The James C. Denneny, Jr., Career Development Center Provides a variety of services for international students whether the plan is to stay in the United States or return to their home country. Please feel free to set up an appointment with the Career Development Office to discuss your job search plan.

Due to the many federal guidelines and regulations regarding the employment of non-U.S. citizens, job searching can be a challenge for international students selecting to work in the United States upon graduation. Employers are often unfamiliar and inexperienced with the process; therefore it is important that international students become familiar with the American job search process and current government policies.

Job Search Information

Due to the many federal guidelines and regulations regarding the employment of non-U.S. citizens, job searching can be a challenge for international students selecting to work in the United States upon graduation. Employers are often unfamiliar and inexperienced with the process; therefore it is important that international students become familiar with the American job search process and current government policies.

Key Terminology

  • F-1 visas: Eligible international students have the opportunity to work full-time in the United States for 12 months after graduation.
  • H-1B visas: Employer-sponsored international employees are allowed to work in the United States for 1-6 years.

Employer Point of View

  • Many companies are unfamiliar with the process which continues to change and adjust, leaving the employer with the idea that the process is complicated and costly.
  • Due to the current economic climate, many employers worry about taking jobs away from American citizens.
  • There may also be concern that once the organization trains the employee, they may choose to return to their country of origin.
  • Additionally, employers interested in hiring international students must:
    • Sponsor an employee to receive his/her H-1B visa
    • Petition the government for the visa
    • Gain approval from the Labor Department
    • Obtain the necessary legal council
    • Fund the process

What to do?

International students should develop an understanding of the additional responsibilities imposed on employers when it comes to hiring international students as well as all the steps involved.
International students must also understand the American job search process.

Resume and Cover Letter –

In order to be successful and to ensure that your application materials receives the attention they deserve, become familiar with the typical U.S. resume format (see Resume/Cover Letters) and have your materials reviewed by the Career Development Center by making an appointment by emailing career@centralmethodist.edu.

Resume Writing Tips:

  • Be concise (one to two pages maximum)
  • Clearly identify skills and accomplishments using a bullet format
  • Do not include personal information such as marital status, race, gender and/or religion
  • Emphasize communication skills in English by ensuring materials are error free and follow American written standards

Interviewing Tips for International Students

Presenting yourself well throughout the whole interviewing process is key to obtaining a position. Mock Interviews may be scheduled by contacting the Career Development Center by emailing career@centralmethodist.edu.

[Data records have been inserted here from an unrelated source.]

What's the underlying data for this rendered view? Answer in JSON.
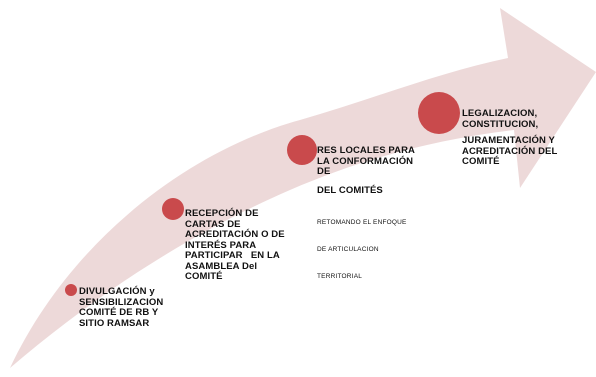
{
  "colors": {
    "arrow": "#edd9d9",
    "dot": "#c94a4c",
    "text": "#111111"
  },
  "steps": [
    {
      "lines": [
        "DIVULGACIÓN y",
        "SENSIBILIZACION",
        "COMITÉ DE RB Y",
        "SITIO RAMSAR"
      ]
    },
    {
      "lines": [
        "RECEPCIÓN DE",
        "CARTAS DE",
        "ACREDITACIÓN O DE",
        "INTERÉS PARA",
        "PARTICIPAR   EN LA",
        "ASAMBLEA Del",
        "COMITÉ"
      ]
    },
    {
      "lines": [
        "RES LOCALES PARA",
        "LA CONFORMACIÓN",
        "DE"
      ],
      "extra": "DEL COMITÉS",
      "note": [
        "RETOMANDO EL ENFOQUE",
        "DE ARTICULACION",
        "TERRITORIAL"
      ]
    },
    {
      "lines": [
        "LEGALIZACION,",
        "CONSTITUCION,",
        "JURAMENTACIÓN Y",
        "ACREDITACIÓN DEL",
        "COMITÉ"
      ]
    }
  ]
}
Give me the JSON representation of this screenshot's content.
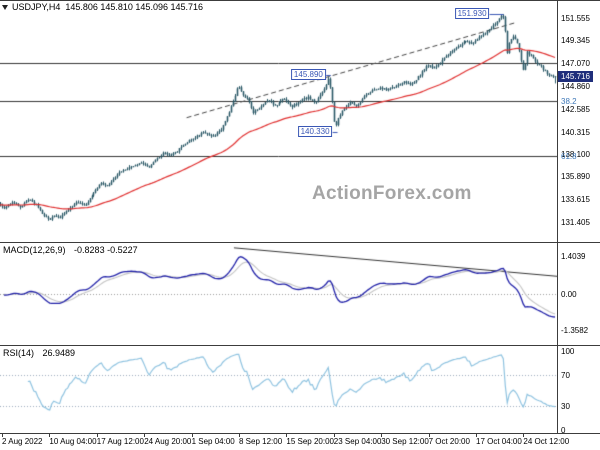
{
  "colors": {
    "candle": "#2a5866",
    "ma_line": "#e03131",
    "macd_line": "#2121a8",
    "signal_line": "#c4c4c4",
    "rsi_line": "#8fc3e0",
    "annotation": "#3a57b5",
    "price_tag_bg": "#1f2e7b",
    "price_tag_text": "#ffffff",
    "fib_label": "#3e78b8",
    "watermark": "#a5a5a5",
    "hline": "#333333",
    "trendline": "#444444"
  },
  "legend": {
    "symbol": "USDJPY,H4",
    "ohlc": "145.806 145.810 145.096 145.716"
  },
  "watermark": "ActionForex.com",
  "price_axis": {
    "current": "145.716",
    "fib_labels": [
      {
        "text": "38.2",
        "value": 143.37
      },
      {
        "text": "61.8",
        "value": 137.89
      }
    ]
  },
  "panels": {
    "macd": {
      "title": "MACD(12,26,9)",
      "values": "-0.8283 -0.5227"
    },
    "rsi": {
      "title": "RSI(14)",
      "values": "26.9489"
    }
  },
  "chart_data": [
    {
      "type": "candlestick",
      "title": "USDJPY H4",
      "ylim": [
        129.4,
        153.35
      ],
      "y_ticks": [
        "151.555",
        "149.345",
        "147.070",
        "144.860",
        "142.585",
        "140.315",
        "138.100",
        "135.890",
        "133.615",
        "131.405"
      ],
      "x_labels": [
        "2 Aug 2022",
        "10 Aug 04:00",
        "17 Aug 12:00",
        "24 Aug 20:00",
        "1 Sep 04:00",
        "8 Sep 12:00",
        "15 Sep 20:00",
        "23 Sep 04:00",
        "30 Sep 12:00",
        "7 Oct 20:00",
        "17 Oct 04:00",
        "24 Oct 12:00"
      ],
      "num_candles": 280,
      "last": {
        "open": 145.806,
        "high": 145.81,
        "low": 145.096,
        "close": 145.716
      },
      "anchors": [
        [
          0.0,
          133.2
        ],
        [
          0.012,
          132.7
        ],
        [
          0.025,
          133.4
        ],
        [
          0.04,
          132.9
        ],
        [
          0.055,
          133.6
        ],
        [
          0.068,
          133.0
        ],
        [
          0.08,
          132.1
        ],
        [
          0.092,
          131.55
        ],
        [
          0.1,
          132.1
        ],
        [
          0.11,
          131.75
        ],
        [
          0.125,
          132.6
        ],
        [
          0.14,
          133.25
        ],
        [
          0.155,
          133.0
        ],
        [
          0.17,
          134.1
        ],
        [
          0.183,
          135.2
        ],
        [
          0.198,
          135.0
        ],
        [
          0.212,
          136.0
        ],
        [
          0.228,
          136.6
        ],
        [
          0.243,
          136.9
        ],
        [
          0.258,
          137.35
        ],
        [
          0.27,
          136.75
        ],
        [
          0.283,
          137.5
        ],
        [
          0.297,
          138.3
        ],
        [
          0.31,
          137.9
        ],
        [
          0.325,
          138.6
        ],
        [
          0.34,
          139.3
        ],
        [
          0.357,
          139.95
        ],
        [
          0.372,
          140.25
        ],
        [
          0.386,
          139.8
        ],
        [
          0.4,
          140.6
        ],
        [
          0.412,
          141.9
        ],
        [
          0.422,
          143.4
        ],
        [
          0.43,
          144.85
        ],
        [
          0.438,
          144.0
        ],
        [
          0.448,
          143.5
        ],
        [
          0.457,
          142.2
        ],
        [
          0.47,
          142.7
        ],
        [
          0.483,
          143.45
        ],
        [
          0.497,
          142.9
        ],
        [
          0.512,
          143.6
        ],
        [
          0.527,
          142.75
        ],
        [
          0.541,
          143.3
        ],
        [
          0.556,
          143.75
        ],
        [
          0.57,
          143.2
        ],
        [
          0.585,
          144.4
        ],
        [
          0.594,
          145.75
        ],
        [
          0.6,
          143.2
        ],
        [
          0.605,
          140.55
        ],
        [
          0.612,
          141.9
        ],
        [
          0.622,
          142.6
        ],
        [
          0.633,
          143.3
        ],
        [
          0.644,
          142.85
        ],
        [
          0.658,
          143.8
        ],
        [
          0.672,
          144.4
        ],
        [
          0.686,
          144.65
        ],
        [
          0.7,
          144.45
        ],
        [
          0.714,
          144.85
        ],
        [
          0.728,
          145.25
        ],
        [
          0.742,
          145.0
        ],
        [
          0.756,
          145.9
        ],
        [
          0.77,
          146.85
        ],
        [
          0.783,
          146.6
        ],
        [
          0.797,
          147.4
        ],
        [
          0.81,
          148.15
        ],
        [
          0.824,
          148.65
        ],
        [
          0.838,
          149.25
        ],
        [
          0.852,
          149.0
        ],
        [
          0.865,
          149.7
        ],
        [
          0.878,
          150.1
        ],
        [
          0.891,
          150.9
        ],
        [
          0.904,
          151.75
        ],
        [
          0.909,
          151.5
        ],
        [
          0.914,
          148.0
        ],
        [
          0.919,
          149.4
        ],
        [
          0.926,
          149.8
        ],
        [
          0.933,
          149.0
        ],
        [
          0.94,
          147.2
        ],
        [
          0.944,
          146.1
        ],
        [
          0.95,
          148.2
        ],
        [
          0.957,
          147.9
        ],
        [
          0.964,
          147.3
        ],
        [
          0.972,
          146.9
        ],
        [
          0.981,
          146.3
        ],
        [
          0.99,
          145.9
        ],
        [
          1.0,
          145.72
        ]
      ],
      "overlays": {
        "ema_period": 55,
        "hlines": [
          147.07,
          143.37,
          137.89
        ],
        "trendline": {
          "from": [
            0.335,
            141.7
          ],
          "to": [
            0.925,
            151.1
          ],
          "style": "dashed"
        },
        "annotations": [
          {
            "text": "151.930",
            "f": 0.904,
            "price": 151.93
          },
          {
            "text": "145.890",
            "f": 0.594,
            "price": 145.89
          },
          {
            "text": "140.330",
            "f": 0.606,
            "price": 140.33
          }
        ]
      }
    },
    {
      "type": "line",
      "name": "MACD(12,26,9)",
      "params": [
        12,
        26,
        9
      ],
      "current_values": [
        -0.8283,
        -0.5227
      ],
      "ylim": [
        -1.9,
        1.9
      ],
      "y_ticks": [
        {
          "text": "1.4039",
          "value": 1.4039
        },
        {
          "text": "0.00",
          "value": 0
        },
        {
          "text": "-1.3582",
          "value": -1.3582
        }
      ],
      "trendline": {
        "from": [
          0.42,
          1.72
        ],
        "to": [
          1.0,
          0.66
        ]
      }
    },
    {
      "type": "line",
      "name": "RSI(14)",
      "period": 14,
      "current_value": 26.9489,
      "ylim": [
        0,
        100
      ],
      "y_ticks": [
        100,
        70,
        30,
        0
      ],
      "guides": [
        70,
        30
      ]
    }
  ]
}
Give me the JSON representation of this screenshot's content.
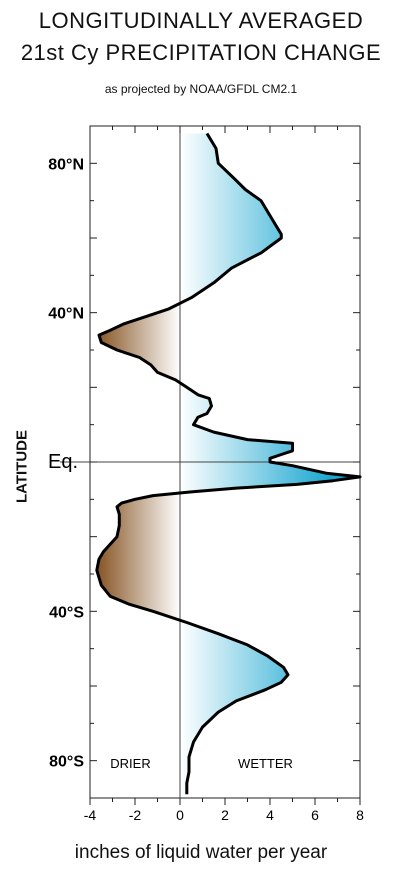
{
  "title_line1": "LONGITUDINALLY AVERAGED",
  "title_line2": "21st Cy PRECIPITATION CHANGE",
  "subtitle": "as projected by NOAA/GFDL CM2.1",
  "chart_data": {
    "type": "line",
    "title": "LONGITUDINALLY AVERAGED 21st Cy PRECIPITATION CHANGE",
    "subtitle": "as projected by NOAA/GFDL CM2.1",
    "xlabel": "inches of liquid water per year",
    "ylabel": "LATITUDE",
    "xlim": [
      -4,
      8
    ],
    "ylim": [
      -90,
      90
    ],
    "xticks": [
      "-4",
      "-2",
      "0",
      "2",
      "4",
      "6",
      "8"
    ],
    "ytick_labels": [
      {
        "lat": 80,
        "label": "80°N"
      },
      {
        "lat": 40,
        "label": "40°N"
      },
      {
        "lat": 0,
        "label": "Eq."
      },
      {
        "lat": -40,
        "label": "40°S"
      },
      {
        "lat": -80,
        "label": "80°S"
      }
    ],
    "annotations": {
      "left": "DRIER",
      "right": "WETTER"
    },
    "colors": {
      "wetter": "#1aa7d0",
      "drier": "#8a5a2b",
      "line": "#000000"
    },
    "series": [
      {
        "points": [
          [
            1.2,
            88
          ],
          [
            1.6,
            84
          ],
          [
            1.7,
            80
          ],
          [
            2.4,
            76
          ],
          [
            2.9,
            73
          ],
          [
            3.6,
            70
          ],
          [
            3.8,
            68
          ],
          [
            4.2,
            64
          ],
          [
            4.5,
            61
          ],
          [
            4.5,
            60
          ],
          [
            3.6,
            56
          ],
          [
            2.3,
            52
          ],
          [
            1.5,
            48
          ],
          [
            0.5,
            44
          ],
          [
            -0.5,
            41
          ],
          [
            -1.5,
            39
          ],
          [
            -2.5,
            37
          ],
          [
            -3.2,
            35
          ],
          [
            -3.6,
            34
          ],
          [
            -3.5,
            32
          ],
          [
            -2.8,
            30
          ],
          [
            -1.8,
            28
          ],
          [
            -1.3,
            26
          ],
          [
            -1.0,
            24
          ],
          [
            -0.2,
            22
          ],
          [
            0.3,
            20
          ],
          [
            0.8,
            18
          ],
          [
            1.3,
            17
          ],
          [
            1.4,
            15
          ],
          [
            1.2,
            13
          ],
          [
            0.8,
            12
          ],
          [
            0.6,
            10
          ],
          [
            1.5,
            8
          ],
          [
            3.0,
            6
          ],
          [
            5.0,
            5
          ],
          [
            5.0,
            3
          ],
          [
            4.5,
            2
          ],
          [
            4.0,
            1
          ],
          [
            4.0,
            0
          ],
          [
            5.0,
            -1
          ],
          [
            6.5,
            -3
          ],
          [
            8.0,
            -4
          ],
          [
            6.8,
            -5
          ],
          [
            5.2,
            -6
          ],
          [
            2.5,
            -7
          ],
          [
            0.5,
            -8
          ],
          [
            -1.2,
            -9
          ],
          [
            -2.0,
            -10
          ],
          [
            -2.6,
            -11
          ],
          [
            -2.8,
            -12
          ],
          [
            -2.7,
            -14
          ],
          [
            -2.7,
            -17
          ],
          [
            -2.8,
            -20
          ],
          [
            -3.1,
            -22
          ],
          [
            -3.4,
            -24
          ],
          [
            -3.6,
            -26
          ],
          [
            -3.7,
            -29
          ],
          [
            -3.5,
            -33
          ],
          [
            -3.1,
            -36
          ],
          [
            -2.3,
            -38
          ],
          [
            -1.2,
            -40
          ],
          [
            0.3,
            -43
          ],
          [
            1.7,
            -46
          ],
          [
            3.0,
            -49
          ],
          [
            3.9,
            -52
          ],
          [
            4.6,
            -55
          ],
          [
            4.8,
            -57
          ],
          [
            4.5,
            -59
          ],
          [
            3.8,
            -61
          ],
          [
            2.5,
            -64
          ],
          [
            1.7,
            -67
          ],
          [
            1.0,
            -71
          ],
          [
            0.6,
            -75
          ],
          [
            0.4,
            -79
          ],
          [
            0.4,
            -83
          ],
          [
            0.3,
            -86
          ],
          [
            0.3,
            -89
          ]
        ]
      }
    ]
  }
}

  • Show initiative by researching the company and asking well-developed questions.
  • Be punctual. Arrive at a minimum of 10 minutes early. Being late is not acceptable and may eliminate one from the candidate pool.
  • Articulate accomplishments, skills and competencies, and relate them to the position.
  • Make eye contact with everyone.

H-1B Visas, Employers and Interviews

  • Some employers may be reluctant to sponsor H-1B visas, so it is important to articulate what skills and competencies you would bring to the company and why you are the best person for the position.
  • The H-1B visa sponsorship should not be one of the first topics addressed during a meeting or interview.
  • The topic of H-1B visas should be addressed only:
    • after an offer is made
    • an offer is close to being made
    • the employer brings it up
    • Once H-1B visas has been mentioned, the candidate should be ready to explain and highlight the simplicity of the sponsorship process.